Westerners tend to feel that such beliefs need not be taken seriously since, we believe, these so-called gods are not gods at all but imaginary beings empowered only by superstition. The Bible, however, shows God and His people taking such spirits seriously, though we are warned against giving them honor or fearing them, since the true God is greater and more powerful than these servants of Satan. And, if we are properly related to the true God, we have the authority to protect ourselves from other gods and to confront and defeat them when necessary.

It is my position, though, that people who have been under the sway of territorial spirits for generations have a great deal of understanding of what territory the spirits have influence over and what the results of this influence.

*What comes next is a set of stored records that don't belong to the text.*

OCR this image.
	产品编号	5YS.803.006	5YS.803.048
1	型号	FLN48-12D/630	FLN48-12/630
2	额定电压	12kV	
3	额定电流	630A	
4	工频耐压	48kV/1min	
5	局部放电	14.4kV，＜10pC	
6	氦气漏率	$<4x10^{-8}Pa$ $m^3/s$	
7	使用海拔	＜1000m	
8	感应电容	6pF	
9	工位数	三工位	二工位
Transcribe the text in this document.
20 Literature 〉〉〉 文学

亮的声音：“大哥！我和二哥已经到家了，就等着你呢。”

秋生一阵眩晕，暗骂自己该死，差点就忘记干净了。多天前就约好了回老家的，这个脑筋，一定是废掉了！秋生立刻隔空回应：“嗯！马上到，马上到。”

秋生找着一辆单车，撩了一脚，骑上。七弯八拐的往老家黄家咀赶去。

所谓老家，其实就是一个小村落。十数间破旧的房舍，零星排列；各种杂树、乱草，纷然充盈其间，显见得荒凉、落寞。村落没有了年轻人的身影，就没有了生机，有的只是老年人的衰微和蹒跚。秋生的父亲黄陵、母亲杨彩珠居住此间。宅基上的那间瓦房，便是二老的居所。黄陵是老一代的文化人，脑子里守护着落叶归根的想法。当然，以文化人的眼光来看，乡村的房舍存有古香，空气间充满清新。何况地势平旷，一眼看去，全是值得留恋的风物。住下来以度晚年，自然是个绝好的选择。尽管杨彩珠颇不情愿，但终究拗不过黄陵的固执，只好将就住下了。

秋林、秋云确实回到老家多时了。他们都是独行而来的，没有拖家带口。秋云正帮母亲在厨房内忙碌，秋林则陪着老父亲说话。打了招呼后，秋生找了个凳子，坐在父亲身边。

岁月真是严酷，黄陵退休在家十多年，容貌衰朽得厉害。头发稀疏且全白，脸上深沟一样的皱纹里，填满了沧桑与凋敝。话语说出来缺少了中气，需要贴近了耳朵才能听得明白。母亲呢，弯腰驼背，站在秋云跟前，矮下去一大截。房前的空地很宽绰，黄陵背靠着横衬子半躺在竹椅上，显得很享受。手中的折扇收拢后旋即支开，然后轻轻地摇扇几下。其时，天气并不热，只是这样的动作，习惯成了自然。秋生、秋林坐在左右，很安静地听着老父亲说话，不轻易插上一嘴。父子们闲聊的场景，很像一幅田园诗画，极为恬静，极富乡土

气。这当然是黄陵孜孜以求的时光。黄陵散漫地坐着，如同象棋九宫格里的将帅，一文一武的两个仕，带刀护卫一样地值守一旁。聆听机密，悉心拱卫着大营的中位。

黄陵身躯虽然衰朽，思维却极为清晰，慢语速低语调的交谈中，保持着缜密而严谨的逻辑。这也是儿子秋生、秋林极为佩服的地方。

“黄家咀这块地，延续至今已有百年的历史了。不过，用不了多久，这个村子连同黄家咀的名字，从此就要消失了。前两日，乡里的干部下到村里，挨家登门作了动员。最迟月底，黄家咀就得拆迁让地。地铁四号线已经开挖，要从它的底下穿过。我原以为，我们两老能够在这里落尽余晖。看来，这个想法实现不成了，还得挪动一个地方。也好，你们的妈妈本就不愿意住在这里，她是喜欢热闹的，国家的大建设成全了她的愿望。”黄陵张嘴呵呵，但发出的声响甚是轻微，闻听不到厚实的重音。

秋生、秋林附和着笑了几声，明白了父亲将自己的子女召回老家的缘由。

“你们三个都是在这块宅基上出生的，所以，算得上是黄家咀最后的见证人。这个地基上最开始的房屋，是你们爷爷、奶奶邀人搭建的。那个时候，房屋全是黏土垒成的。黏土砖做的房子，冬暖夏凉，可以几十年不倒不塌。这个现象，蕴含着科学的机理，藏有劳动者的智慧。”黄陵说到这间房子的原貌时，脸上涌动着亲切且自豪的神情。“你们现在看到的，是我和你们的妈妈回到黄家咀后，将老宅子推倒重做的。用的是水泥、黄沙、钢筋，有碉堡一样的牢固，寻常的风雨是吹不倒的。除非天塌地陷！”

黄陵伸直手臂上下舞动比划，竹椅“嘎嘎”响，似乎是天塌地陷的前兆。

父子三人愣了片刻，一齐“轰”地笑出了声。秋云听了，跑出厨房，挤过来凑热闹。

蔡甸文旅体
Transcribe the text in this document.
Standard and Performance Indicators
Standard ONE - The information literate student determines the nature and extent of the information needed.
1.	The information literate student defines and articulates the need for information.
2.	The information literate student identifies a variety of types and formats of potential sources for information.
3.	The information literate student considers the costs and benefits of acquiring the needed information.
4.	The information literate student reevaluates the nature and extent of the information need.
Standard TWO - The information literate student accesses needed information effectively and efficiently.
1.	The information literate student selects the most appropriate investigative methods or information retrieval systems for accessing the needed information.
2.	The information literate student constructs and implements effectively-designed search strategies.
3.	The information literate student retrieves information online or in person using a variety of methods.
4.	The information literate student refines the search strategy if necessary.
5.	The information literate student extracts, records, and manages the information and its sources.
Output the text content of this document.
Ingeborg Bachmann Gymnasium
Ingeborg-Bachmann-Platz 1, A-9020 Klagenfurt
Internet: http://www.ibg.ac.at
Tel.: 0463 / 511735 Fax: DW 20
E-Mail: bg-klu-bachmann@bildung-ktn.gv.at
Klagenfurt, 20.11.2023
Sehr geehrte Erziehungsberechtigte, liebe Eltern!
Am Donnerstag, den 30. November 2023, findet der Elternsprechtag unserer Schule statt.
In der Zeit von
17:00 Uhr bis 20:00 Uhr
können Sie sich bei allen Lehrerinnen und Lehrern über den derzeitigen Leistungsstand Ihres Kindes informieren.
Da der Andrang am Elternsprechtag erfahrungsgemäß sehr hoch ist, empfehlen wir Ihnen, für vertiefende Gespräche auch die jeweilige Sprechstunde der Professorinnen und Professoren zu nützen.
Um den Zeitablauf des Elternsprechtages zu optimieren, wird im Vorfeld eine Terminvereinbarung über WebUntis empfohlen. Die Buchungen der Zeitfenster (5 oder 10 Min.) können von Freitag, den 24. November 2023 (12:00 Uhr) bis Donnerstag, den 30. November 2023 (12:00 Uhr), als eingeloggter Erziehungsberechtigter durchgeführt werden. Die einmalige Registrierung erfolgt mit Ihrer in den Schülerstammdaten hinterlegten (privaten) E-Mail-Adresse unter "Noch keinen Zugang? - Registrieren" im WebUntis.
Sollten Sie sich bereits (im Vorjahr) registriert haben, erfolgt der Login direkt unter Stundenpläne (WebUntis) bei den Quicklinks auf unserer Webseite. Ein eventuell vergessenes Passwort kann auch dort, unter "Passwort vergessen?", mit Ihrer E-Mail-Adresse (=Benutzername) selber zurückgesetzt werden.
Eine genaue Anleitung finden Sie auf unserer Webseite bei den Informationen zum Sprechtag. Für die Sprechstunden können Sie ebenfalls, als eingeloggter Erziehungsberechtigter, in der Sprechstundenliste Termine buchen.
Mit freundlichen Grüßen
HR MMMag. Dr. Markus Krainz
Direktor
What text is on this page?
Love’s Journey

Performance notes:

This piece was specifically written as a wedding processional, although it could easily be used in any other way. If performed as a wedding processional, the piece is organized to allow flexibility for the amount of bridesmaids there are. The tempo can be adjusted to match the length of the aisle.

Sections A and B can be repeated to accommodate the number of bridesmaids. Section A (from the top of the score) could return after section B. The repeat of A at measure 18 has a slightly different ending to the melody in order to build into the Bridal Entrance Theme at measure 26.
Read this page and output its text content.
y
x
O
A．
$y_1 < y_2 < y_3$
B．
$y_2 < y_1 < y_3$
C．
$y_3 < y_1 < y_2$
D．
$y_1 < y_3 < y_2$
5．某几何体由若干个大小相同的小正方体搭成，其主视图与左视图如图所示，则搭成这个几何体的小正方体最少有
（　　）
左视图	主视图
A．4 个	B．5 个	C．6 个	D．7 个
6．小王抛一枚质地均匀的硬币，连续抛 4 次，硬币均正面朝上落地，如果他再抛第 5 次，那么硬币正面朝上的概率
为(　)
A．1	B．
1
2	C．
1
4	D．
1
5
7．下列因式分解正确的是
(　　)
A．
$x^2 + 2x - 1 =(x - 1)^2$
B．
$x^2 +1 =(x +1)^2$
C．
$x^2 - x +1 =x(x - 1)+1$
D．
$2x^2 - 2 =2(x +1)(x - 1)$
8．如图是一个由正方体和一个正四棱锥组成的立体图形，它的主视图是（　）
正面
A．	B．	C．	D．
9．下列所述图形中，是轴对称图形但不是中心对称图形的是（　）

Any approach to Christianity in such areas, therefore, will need to recognize the reality of the spirits over the area and gain understanding of their assignments. We will then have to deal with them by taking away their rights as we work with the true God to retake territory that is rightfully His. See Wagner (1991) for case studies dealing with territorial spirits.

Experiments going on in Argentina and elsewhere in the world suggest that a direct approach to warring against cosmic-level spirits can be successful. Just as with ground-level warfare, it is more important to deal with the spiritual “garbage,” so at cosmic level, issues of confession of sin, repentance, reconciliation and unity (“corporate garbage”) are the first order of business if our praying against territorial bondage is to be successful. The chapter in my book Behind Enemy Lines (1994) by Ed Silvoso reports on the success of such an approach in Resistencia, Argentina where he led a three year comprehensive spiritual attack aimed at breaking the power of the territorial spirits over the city and opening the people up for evangelism. That approach involved getting the pastors (the spiritual “gatekeepers”) to repent of their sins and their disunity and to unite, training pastors and lay church leaders in spiritual warfare praying, repentance, reconciliation and prayer marching and, after two years of such preparation, all-out evangelism. The results have been spectacular.